Posted by Tim Jensen on December 21, 1999 at 21:40:13:

The grass is always greener on the other side of the fence…until you have to mow it!

Re: Okay, you win. The stock market is better. - Posted by Eduardo (OR)

Posted by Eduardo (OR) on December 21, 1999 at 20:19:11:

“I know a guy who trades in diamonds and made oodles of money last year. I guess I’ll sell my stocks and bonds and get into precious stones.”
“But, I talked to a lady who said she makes tons of money on e-bay auctions. She goes around to garage sales and flea markets and buys cheap junk and sells it on the internet. She made $XXXXX.XX last year.”
“Then there is this guy that buys cars wholesale in Vegas and takes them to Oregon and resells them…for tons more.”
“And, the one that looks up names on Unclaimed Property sites and tracks down missing owners and heirs and takes a cut of what they recover.”
Get the point? It doesn’t matter what you do so long as A. You know what you’re doing (this literally takes years to learn no matter what it is), B. You enjoy it, and C. You make money doing it. As far as this last is concerned, I’d rather make fewer dollars with sense of confidence and sureness that I know what I’m doing and nobody can fake me out than be greedy and pour my money into something on someone else’s recommendation with no sense of control over what may happen next. Good luck! --Eduardo

Re: Aren’t we forgetting something!!! - Posted by Ron-Va

Posted by Ron-Va on December 21, 1999 at 17:21:29:

Unless I am mistaken.
It takes money to make money in the stock market. Forget the argument of which is best, they are both good for now anyway, when things turn in the stock market, if they do, you can have this argument again.
But with this real estate business I did a deal with $0.00 and did a quick flip on a small property and made $1,500.00 with very little time invested and will complete another next week and make about $2,500.00 again with no money invested with no risk.
Can you do that in the stock market??? If you can put me down for oh… say a million shares.

My thoughts, but don’t forget to keep our minds open to all avenues that is what makes us money.

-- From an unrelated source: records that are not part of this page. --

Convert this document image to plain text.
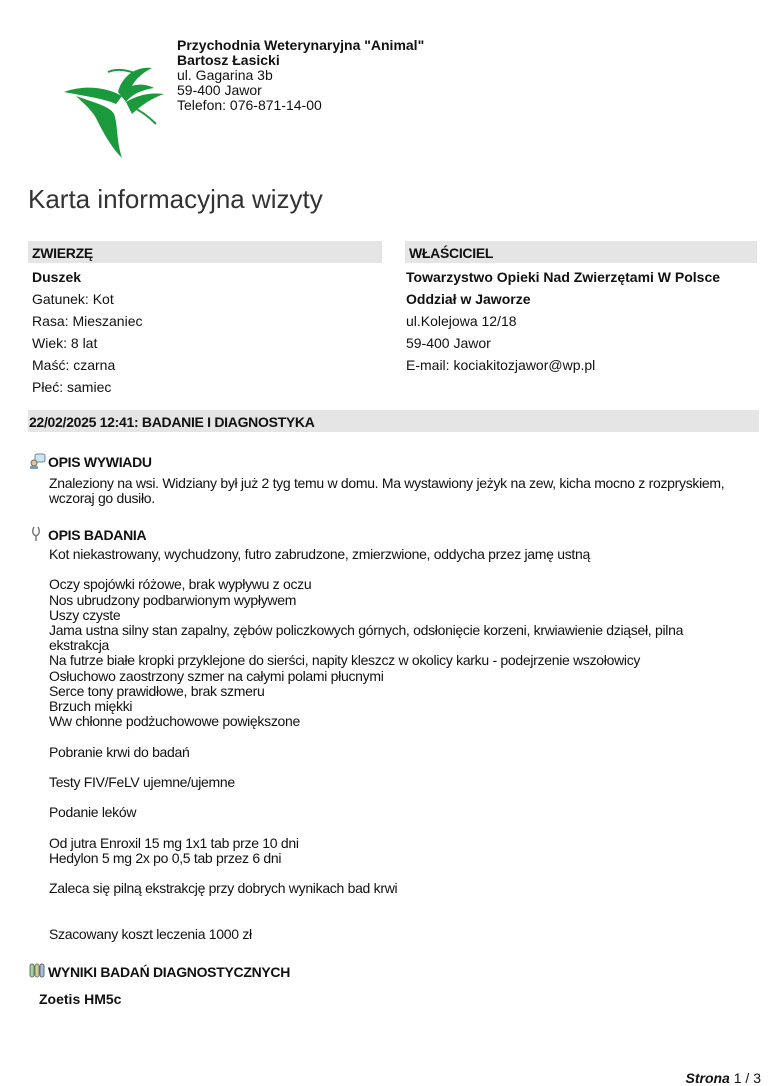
Przychodnia Weterynaryjna "Animal"
Bartosz Łasicki
ul. Gagarina 3b
59-400 Jawor
Telefon: 076-871-14-00
Karta informacyjna wizyty
ZWIERZĘ
Duszek
Gatunek: Kot
Rasa: Mieszaniec
Wiek: 8 lat
Maść: czarna
Płeć: samiec
WŁAŚCICIEL
Towarzystwo Opieki Nad Zwierzętami W Polsce
Oddział w Jaworze
ul.Kolejowa 12/18
59-400 Jawor
E-mail: kociakitozjawor@wp.pl
22/02/2025 12:41: BADANIE I DIAGNOSTYKA
OPIS WYWIADU
Znaleziony na wsi. Widziany był już 2 tyg temu w domu. Ma wystawiony jeżyk na zew, kicha mocno z rozpryskiem,
wczoraj go dusiło.
OPIS BADANIA
Kot niekastrowany, wychudzony, futro zabrudzone, zmierzwione, oddycha przez jamę ustną
Oczy spojówki różowe, brak wypływu z oczu
Nos ubrudzony podbarwionym wypływem
Uszy czyste
Jama ustna silny stan zapalny, zębów policzkowych górnych, odsłonięcie korzeni, krwiawienie dziąseł, pilna
ekstrakcja
Na futrze białe kropki przyklejone do sierści, napity kleszcz w okolicy karku - podejrzenie wszołowicy
Osłuchowo zaostrzony szmer na całymi polami płucnymi
Serce tony prawidłowe, brak szmeru
Brzuch miękki
Ww chłonne podżuchowowe powiększone
Pobranie krwi do badań
Testy FIV/FeLV ujemne/ujemne
Podanie leków
Od jutra Enroxil 15 mg 1x1 tab prze 10 dni
Hedylon 5 mg 2x po 0,5 tab przez 6 dni
Zaleca się pilną ekstrakcję przy dobrych wynikach bad krwi
Szacowany koszt leczenia 1000 zł
WYNIKI BADAŃ DIAGNOSTYCZNYCH
Zoetis HM5c
Strona 1 / 3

Happy Investing, (Stock or real estate)

And when the Market stumbles… - Posted by Bassman

Posted by Bassman on December 21, 1999 at 16:43:42:

and people start losing there shirts(and houses) the people with the knowldge how to handle Real Estate situations will overcome. no matter what happens, good market , bad market, the person who knows how to handle themselves in turmoil always prevail.
I,m glad for your friend, but… all good things must come to an end. The market always makes adjustments,always.This stock market is highly inflated
and will make a course adjustment sooner or later.
If you have money that you can afford to lose, play the market also.But don’t rely on it to make you a Billionare.
Just my thoughts.

Re: Okay, you win. The stock market is better. - Posted by Thom

Posted by Thom on December 21, 1999 at 16:24:29:

In July of 1999 I had $15,000 in the stock market. I pulled that money out, I placed another $5,000 with it and bought a 4 unit apartment house.
Today: 4 plex worth (on paper) $50,000 more that I bought it for, plus I have a $600 a month positive cash flow. (not bad for a $20,000 investment) The stock that I sold is worth $2451 less than it was when I sold it. (moral: stick with what you know)

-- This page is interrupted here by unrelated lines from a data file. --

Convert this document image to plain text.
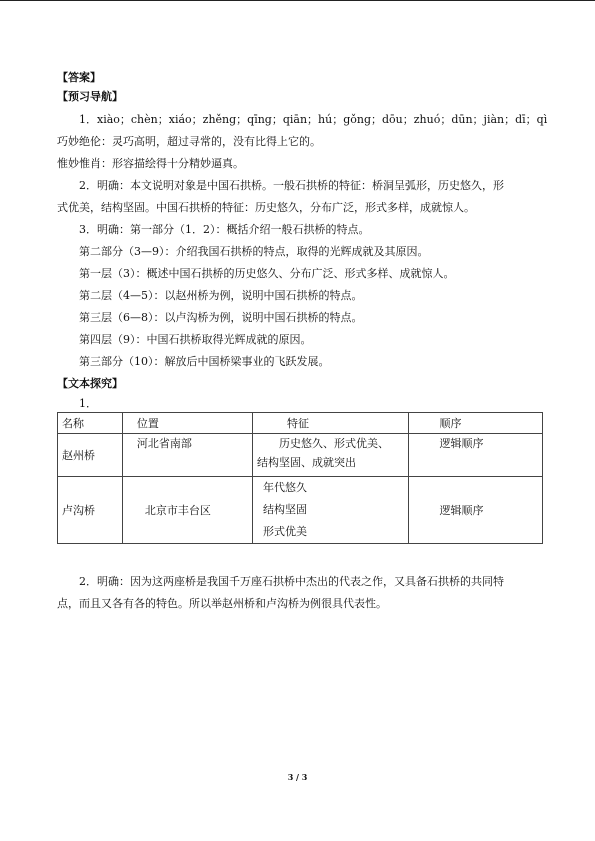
【答案】
【预习导航】
1．xiào；chèn；xiáo；zhěng；qīng；qiān；hú；gǒng；dōu；zhuó；dūn；jiàn；dī；qì
巧妙绝伦：灵巧高明，超过寻常的，没有比得上它的。
惟妙惟肖：形容描绘得十分精妙逼真。
2．明确：本文说明对象是中国石拱桥。一般石拱桥的特征：桥洞呈弧形，历史悠久，形
式优美，结构坚固。中国石拱桥的特征：历史悠久，分布广泛，形式多样，成就惊人。
3．明确：第一部分（1．2）：概括介绍一般石拱桥的特点。
第二部分（3—9）：介绍我国石拱桥的特点，取得的光辉成就及其原因。
第一层（3）：概述中国石拱桥的历史悠久、分布广泛、形式多样、成就惊人。
第二层（4—5）：以赵州桥为例，说明中国石拱桥的特点。
第三层（6—8）：以卢沟桥为例，说明中国石拱桥的特点。
第四层（9）：中国石拱桥取得光辉成就的原因。
第三部分（10）：解放后中国桥梁事业的飞跃发展。
【文本探究】
1．
名称	位置	特征	顺序
赵州桥	河北省南部	历史悠久、形式优美、
结构坚固、成就突出	逻辑顺序
卢沟桥	北京市丰台区	年代悠久
结构坚固
形式优美	逻辑顺序
2．明确：因为这两座桥是我国千万座石拱桥中杰出的代表之作，又具备石拱桥的共同特
点，而且又各有各的特色。所以举赵州桥和卢沟桥为例很具代表性。
3 / 3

I like Real Estate better! - Posted by David

Posted by David on December 21, 1999 at 16:23:08:

I do. I even know somebody who has made a million on microsoft and I still say I like real estate. I have bought/sold/rented/remodeled/subdivided/etc real estate for the last 24 years.

I like the self control. I like controling my own destiny and I like being in control rather than a flea on the tail of the dog microsoft. The market has enjoyed the longest bull market in history, the the day of reckoning will come some day. Real estate has cycles too. But in 1980/1981 when interest rates were 15-18%, I was still buying, selling and renting real estate. People still needed places to live even when 50% of the real estate agents quit the business, In fact there were some fantastic deals for buyers then when everybody wanted to sell and nobody wanted to buy. So even if there is a real estate down turn I’ll still be there and here. When the stock market goes down you have little choices of what to do. Just hang on to that tail for the ride.